The standing wave field was created using piezoceramic transducers glued underneath the pre-focusing channel as well as underneath the main separation channel. Frequencies were set to 4.831 MHz for the pre-focusing channel with 5 Vpp amplitude and 1.956 MHz for the main separation channel. A dual channel function generator (AFG3022B, Tektronix, Beaverton, OR, USA), connected to signal amplifiers (in-house build) was used to drive both transducers while the voltage over each transducer was measured via a two-channel digital oscilloscope (TDS 1002, Tektronix). Temperature regulation was achieved using a Peltier element and a PT100 resistance temperature detector attached to the acoustophoretic system.

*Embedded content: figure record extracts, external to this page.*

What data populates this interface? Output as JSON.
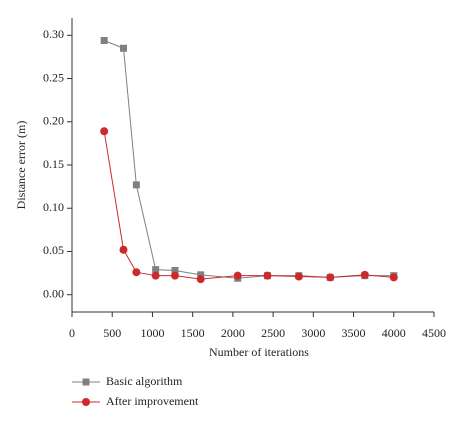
{
  "chart_data": {
    "type": "line",
    "x_label": "Number of iterations",
    "y_label": "Distance error (m)",
    "x": [
      400,
      640,
      800,
      1040,
      1280,
      1600,
      2060,
      2430,
      2820,
      3210,
      3640,
      4000
    ],
    "series": [
      {
        "name": "Basic algorithm",
        "color": "#808080",
        "marker": "square",
        "values": [
          0.294,
          0.285,
          0.127,
          0.029,
          0.028,
          0.023,
          0.019,
          0.022,
          0.022,
          0.02,
          0.022,
          0.022
        ]
      },
      {
        "name": "After improvement",
        "color": "#cc2a2a",
        "marker": "circle",
        "values": [
          0.189,
          0.052,
          0.026,
          0.022,
          0.022,
          0.018,
          0.022,
          0.022,
          0.021,
          0.02,
          0.023,
          0.02
        ]
      }
    ],
    "xlim": [
      0,
      4500
    ],
    "xticks": [
      0,
      500,
      1000,
      1500,
      2000,
      2500,
      3000,
      3500,
      4000,
      4500
    ],
    "ylim": [
      -0.02,
      0.32
    ],
    "yticks": [
      {
        "value": 0,
        "label": "0.00"
      },
      0.05,
      {
        "value": 0.1,
        "label": "0.10"
      },
      0.15,
      {
        "value": 0.2,
        "label": "0.20"
      },
      0.25,
      {
        "value": 0.3,
        "label": "0.30"
      }
    ],
    "grid": false
  }
}
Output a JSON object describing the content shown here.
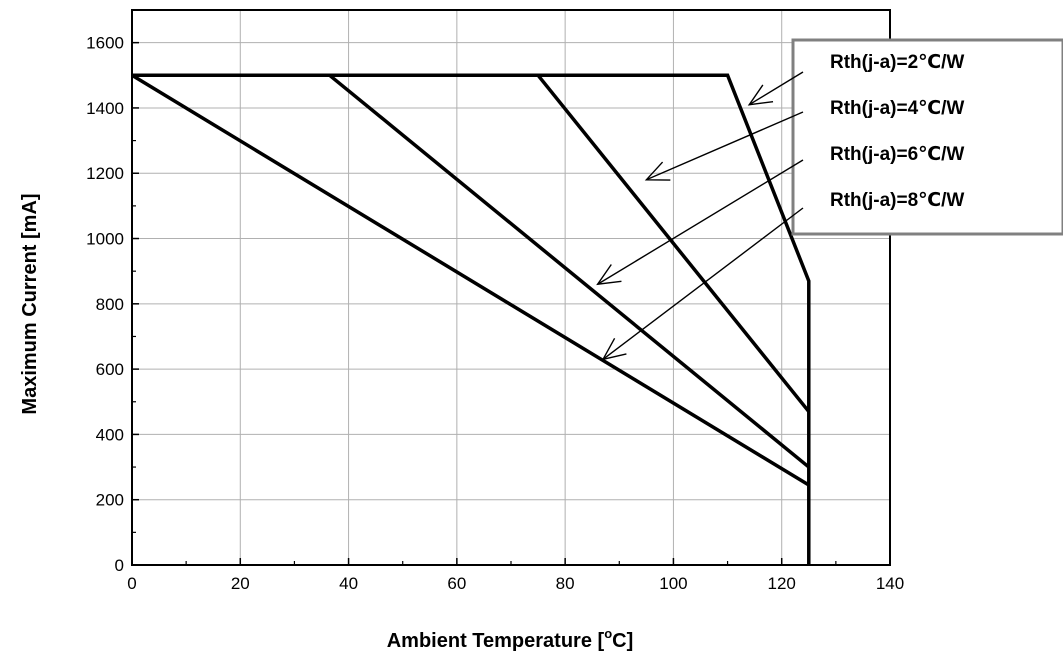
{
  "chart_data": {
    "type": "line",
    "title": "",
    "xlabel": "Ambient Temperature [",
    "xlabel_unit_super": "o",
    "xlabel_unit_rest": "C]",
    "ylabel": "Maximum Current [mA]",
    "xlim": [
      0,
      140
    ],
    "ylim": [
      0,
      1700
    ],
    "xticks": [
      0,
      20,
      40,
      60,
      80,
      100,
      120,
      140
    ],
    "yticks": [
      0,
      200,
      400,
      600,
      800,
      1000,
      1200,
      1400,
      1600
    ],
    "grid": true,
    "legend_position": "top-right",
    "series": [
      {
        "name": "Rth(j-a)=2℃/W",
        "x": [
          0,
          110,
          125,
          125
        ],
        "y": [
          1500,
          1500,
          870,
          0
        ]
      },
      {
        "name": "Rth(j-a)=4℃/W",
        "x": [
          75,
          125
        ],
        "y": [
          1500,
          470
        ]
      },
      {
        "name": "Rth(j-a)=6℃/W",
        "x": [
          36.5,
          125
        ],
        "y": [
          1500,
          300
        ]
      },
      {
        "name": "Rth(j-a)=8℃/W",
        "x": [
          0,
          125
        ],
        "y": [
          1500,
          245
        ]
      }
    ],
    "annotation_targets": [
      {
        "x": 114,
        "y": 1410
      },
      {
        "x": 95,
        "y": 1180
      },
      {
        "x": 86,
        "y": 860
      },
      {
        "x": 87,
        "y": 630
      }
    ],
    "colors": {
      "line": "#000000",
      "grid": "#b0b0b0",
      "legend_border": "#808080"
    }
  }
}
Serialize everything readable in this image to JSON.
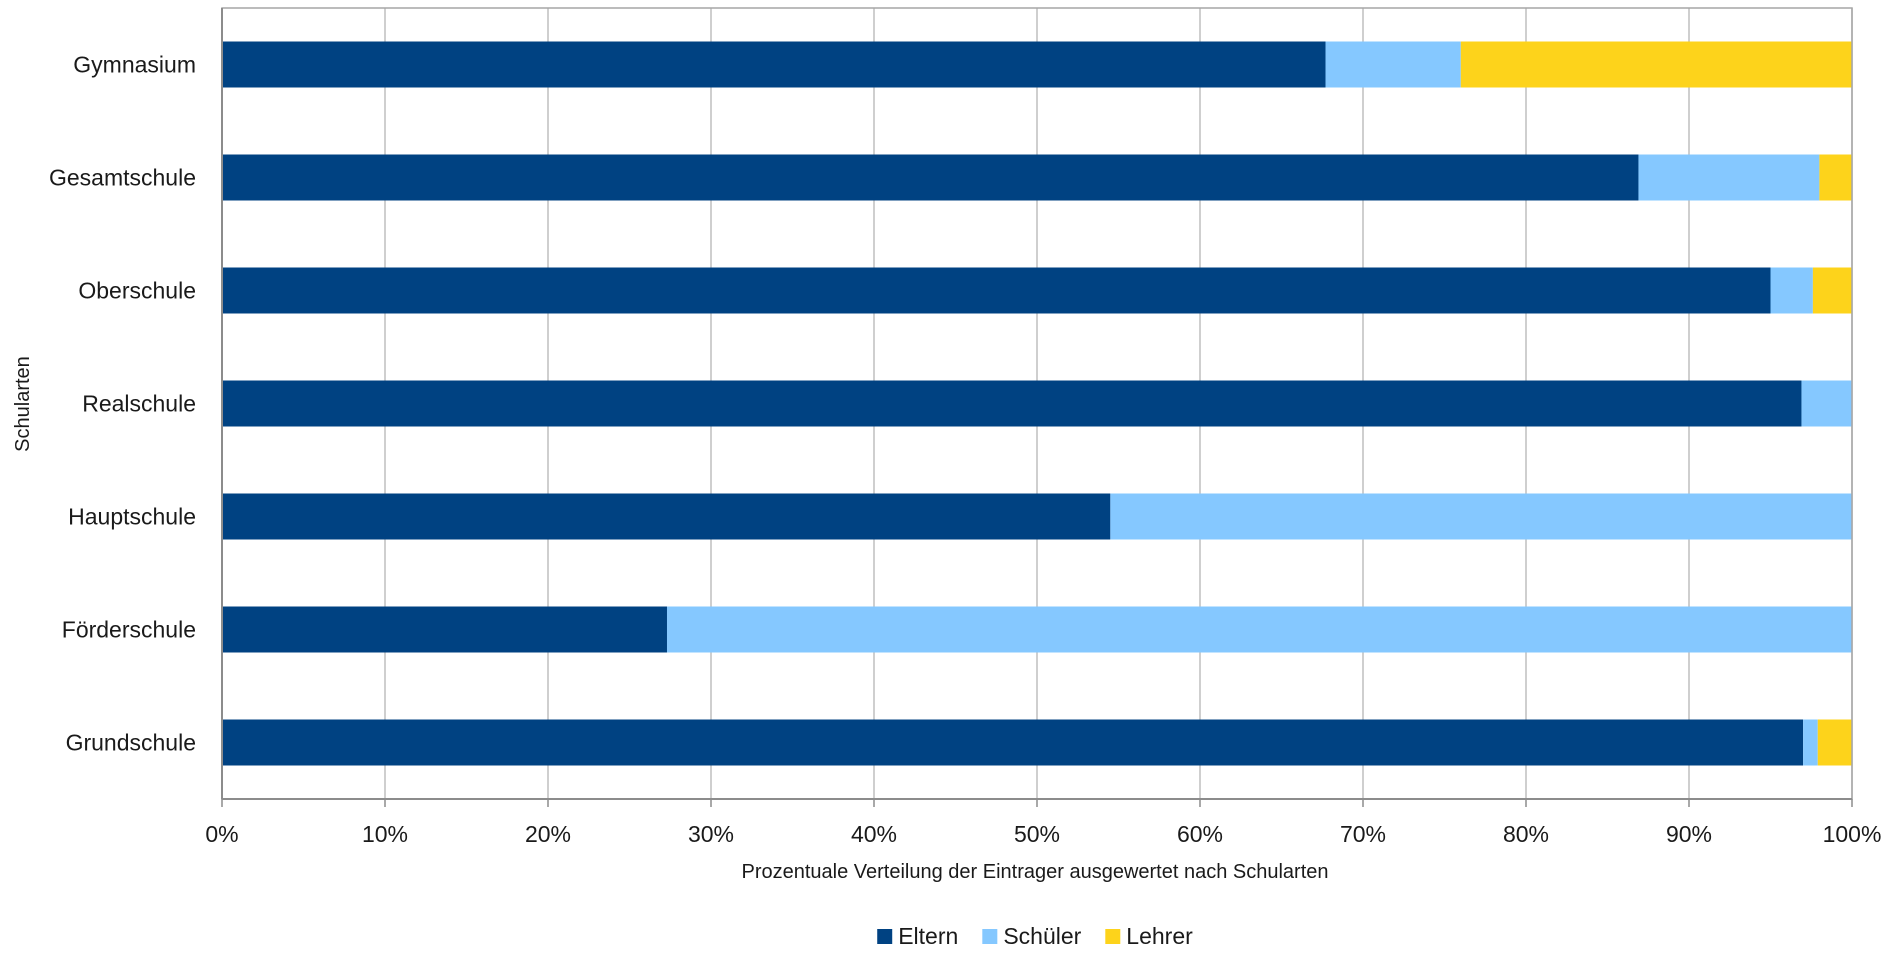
{
  "chart_data": {
    "type": "bar",
    "orientation": "horizontal",
    "stacked": "percent",
    "categories": [
      "Gymnasium",
      "Gesamtschule",
      "Oberschule",
      "Realschule",
      "Hauptschule",
      "Förderschule",
      "Grundschule"
    ],
    "series": [
      {
        "name": "Eltern",
        "color": "#004282",
        "values": [
          67.7,
          86.9,
          95.0,
          96.9,
          54.5,
          27.3,
          97.0
        ]
      },
      {
        "name": "Schüler",
        "color": "#85C8FF",
        "values": [
          8.3,
          11.1,
          2.6,
          3.1,
          45.5,
          72.7,
          0.9
        ]
      },
      {
        "name": "Lehrer",
        "color": "#FDD31B",
        "values": [
          24.0,
          2.0,
          2.4,
          0.0,
          0.0,
          0.0,
          2.1
        ]
      }
    ],
    "x_ticks": [
      "0%",
      "10%",
      "20%",
      "30%",
      "40%",
      "50%",
      "60%",
      "70%",
      "80%",
      "90%",
      "100%"
    ],
    "xlim": [
      0,
      100
    ],
    "xlabel": "Prozentuale Verteilung der Eintrager ausgewertet nach Schularten",
    "ylabel": "Schularten",
    "grid": true,
    "legend": "bottom"
  }
}
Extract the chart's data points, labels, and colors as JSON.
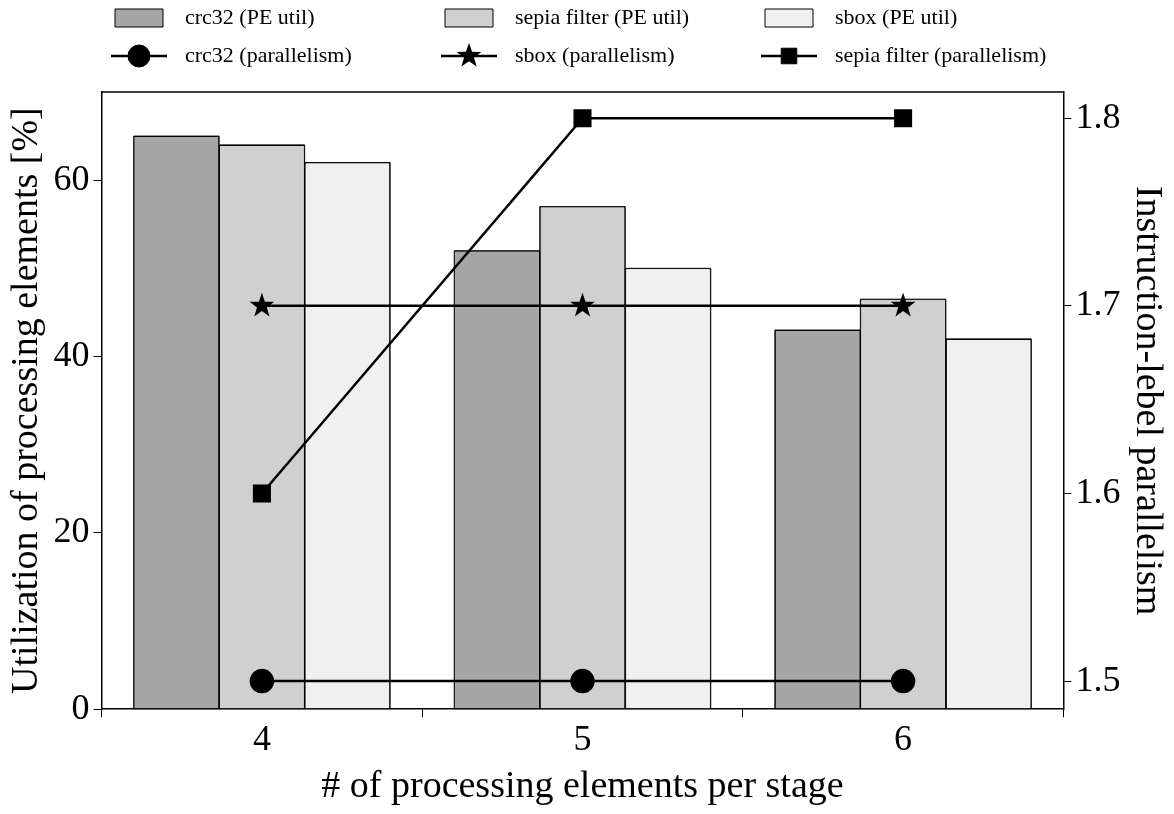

Fluidic setup and sample procedur

An in-house designed pressure driven system with feedback regulation was used for controlling the fluids to and from the chip monitored by SLI-1000 Liquid Flow Meters (Sensirion AG, Switzerland)59. A total volume of 200–500 µl diluted blood was infused through the sample inlet at 100 µl/min and pre-aligned in width and height into two parallel bands in the pre-focusing channel. Pre-aligned blood entered the main-separation channel, with a central inlet buffer flow rate set to 300 µl/min, and cells were separated in the acoustic standing wave field, based on their acoustophysical properties into the center outlet fraction (100 µl/min) or the side outlet fraction (300 µl/min). Samples of both outlet fractions were collected in 5 ml tubes and analyzed for their cell content.

Data availability

The authors declare that all data supporting the findings of this study are provided in the paper and it’s Supplementary Information. Raw data is available on request.